Le géant américain de la cybersécurité a annoncé la nomination de Sandrine Tarnaud au poste de directrice générale France. « Sa solide expertise sera un véritable catalyseur pour la poursuite de notre expansion en France », a déclaré, dans un communiqué, Étienne Bonhomme, vice-président EMEA - Next Generation Security chez Palo Alto Networks.
« Alors que les cybermenaces gagnent en complexité, la vision de Sandrine sera déterminante pour aider nos clients français à passer de systèmes hérités fragmentés à nos plateformes de sécurité intégrées, pilotées par l'IA », poursuit-il.
Sandrine Tarnaud dispose de plus de 20 ans d’expérience dans le domaine des technologies. Elle a notamment occupé des postes stratégiques chez Microsoft sur les offres Data & AI. Elle a également été directrice France de Cloudera, où elle a participé au développement des activités data analytics et big data en France. Elle a également occupé des fonctions chez VMware et CA Technologies.

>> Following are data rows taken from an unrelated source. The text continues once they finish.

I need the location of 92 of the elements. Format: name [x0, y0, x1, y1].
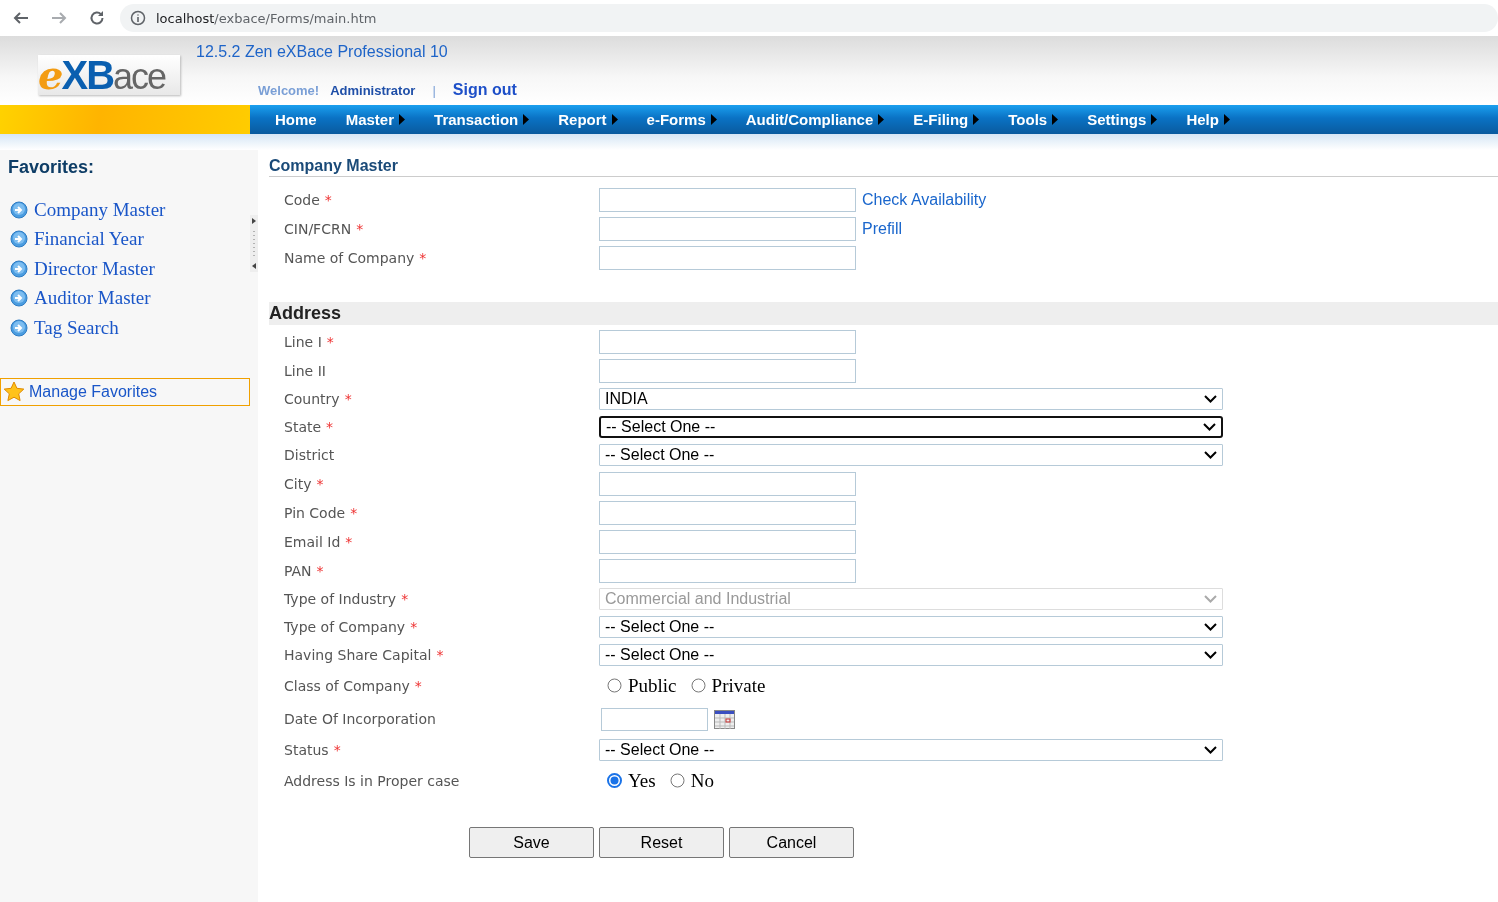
field-label: Pin Code * [284, 504, 358, 521]
field-label: Country * [284, 391, 352, 407]
radio-option[interactable]: Private [690, 674, 766, 697]
user-name: Administrator [330, 83, 416, 98]
manage-favorites-link[interactable]: Manage Favorites [0, 377, 250, 406]
input-field[interactable] [599, 558, 856, 583]
sign-out-link[interactable]: Sign out [452, 81, 517, 99]
action-link[interactable]: Check Availability [862, 190, 987, 209]
favorite-link[interactable]: Tag Search [10, 313, 119, 343]
field-label: Line I * [284, 333, 334, 350]
menu-item[interactable]: Home [275, 111, 321, 128]
arrow-circle-icon [10, 289, 28, 308]
field-label: Name of Company * [284, 249, 427, 266]
input-field[interactable] [599, 471, 856, 496]
form-button[interactable]: Save [469, 827, 594, 858]
field-label: CIN/FCRN * [284, 220, 364, 237]
radio-option[interactable]: Yes [607, 769, 656, 792]
date-field[interactable] [601, 707, 708, 731]
section-heading: Address [269, 302, 1498, 325]
favorite-link[interactable]: Auditor Master [10, 283, 151, 313]
menu-item[interactable]: Master [345, 111, 410, 128]
field-label: District [284, 447, 335, 463]
radio-button[interactable] [669, 773, 685, 788]
form-button[interactable]: Cancel [729, 827, 854, 858]
dropdown[interactable]: -- Select One -- [599, 416, 1223, 438]
menu-item[interactable]: e-Forms [646, 111, 721, 128]
menu-item[interactable]: Settings [1087, 111, 1162, 128]
input-field[interactable] [599, 329, 856, 354]
splitter-handle[interactable] [250, 215, 258, 272]
arrow-circle-icon [10, 259, 28, 278]
dropdown[interactable]: -- Select One -- [599, 616, 1223, 638]
arrow-circle-icon [10, 230, 28, 249]
menu-item[interactable]: Report [558, 111, 622, 128]
address-bar[interactable]: localhost/exbace/Forms/main.htm [120, 4, 1498, 32]
dropdown[interactable]: -- Select One -- [599, 739, 1223, 761]
menu-item[interactable]: Audit/Compliance [745, 111, 889, 128]
input-field[interactable] [599, 187, 856, 212]
menu-item[interactable]: Transaction [434, 111, 534, 128]
menu-item[interactable]: Help [1186, 111, 1234, 128]
field-label: City * [284, 475, 324, 492]
info-icon[interactable] [130, 10, 146, 26]
field-label: Code * [284, 191, 332, 208]
welcome-text: Welcome! [258, 83, 320, 98]
calendar-icon[interactable] [714, 709, 735, 729]
form-title: Company Master [269, 157, 1498, 177]
field-label: Type of Industry * [284, 591, 409, 607]
version-title: 12.5.2 Zen eXBace Professional 10 [196, 43, 449, 61]
field-label: Date Of Incorporation [284, 711, 436, 727]
favorite-link[interactable]: Financial Year [10, 224, 144, 254]
input-field[interactable] [599, 358, 856, 383]
chevron-down-icon [1204, 746, 1217, 754]
field-label: Class of Company * [284, 677, 422, 694]
radio-button[interactable] [690, 678, 706, 693]
chevron-down-icon [1204, 595, 1217, 603]
chevron-down-icon [1204, 395, 1217, 403]
chevron-down-icon [1204, 623, 1217, 631]
dropdown[interactable]: INDIA [599, 388, 1223, 410]
chevron-down-icon [1204, 651, 1217, 659]
radio-button[interactable] [607, 678, 622, 693]
field-label: PAN * [284, 562, 324, 579]
url-text: localhost/exbace/Forms/main.htm [156, 10, 377, 26]
form-button[interactable]: Reset [599, 827, 724, 858]
logo: eXBace [38, 55, 180, 95]
menu-item[interactable]: Tools [1008, 111, 1063, 128]
input-field[interactable] [599, 245, 856, 270]
input-field[interactable] [599, 500, 856, 525]
favorite-link[interactable]: Company Master [10, 195, 166, 225]
dropdown[interactable]: -- Select One -- [599, 444, 1223, 466]
input-field[interactable] [599, 216, 856, 241]
field-label: Address Is in Proper case [284, 772, 460, 789]
dropdown[interactable]: -- Select One -- [599, 644, 1223, 666]
field-label: Status * [284, 742, 341, 758]
star-icon [3, 381, 25, 402]
input-field[interactable] [599, 529, 856, 554]
field-label: Type of Company * [284, 619, 418, 635]
radio-option[interactable]: Public [607, 674, 677, 697]
radio-option[interactable]: No [669, 769, 714, 792]
action-link[interactable]: Prefill [862, 219, 902, 238]
reload-icon[interactable] [88, 9, 106, 27]
radio-button[interactable] [607, 773, 622, 788]
chevron-down-icon [1204, 451, 1217, 459]
arrow-circle-icon [10, 200, 28, 219]
field-label: Line II [284, 362, 326, 379]
menu-item[interactable]: E-Filing [913, 111, 984, 128]
field-label: Email Id * [284, 533, 353, 550]
field-label: Having Share Capital * [284, 647, 444, 663]
arrow-circle-icon [10, 318, 28, 337]
favorites-heading: Favorites: [8, 157, 96, 178]
field-label: State * [284, 419, 334, 435]
favorite-link[interactable]: Director Master [10, 254, 155, 284]
chevron-down-icon [1203, 423, 1216, 431]
separator-text: | [432, 83, 436, 98]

« Partenaire de confiance » du secteur public
« Notre mission est claire : devenir le partenaire de confiance des entreprises françaises et des organisations du secteur public, dans un environnement de menaces toujours plus complexe », a déclaré la principale intéressée. La mission s’annonce délicate, alors que les tensions géopolitiques, notamment avec les États-Unis, remettent sur la table la question de l’indépendance technologique de l’Europe et de la France vis-à-vis des technologies d’outre-Atlantique. Elles poussent les pouvoirs publics à réfléchir à l’adoption de solutions numériques européennes.
La direction interministérielle du numérique (DINUM) a, par exemple, organisé, le 8 avril dernier, un séminaire interministériel visant à renforcer la dynamique de réduction des dépendances numériques extra-européennes.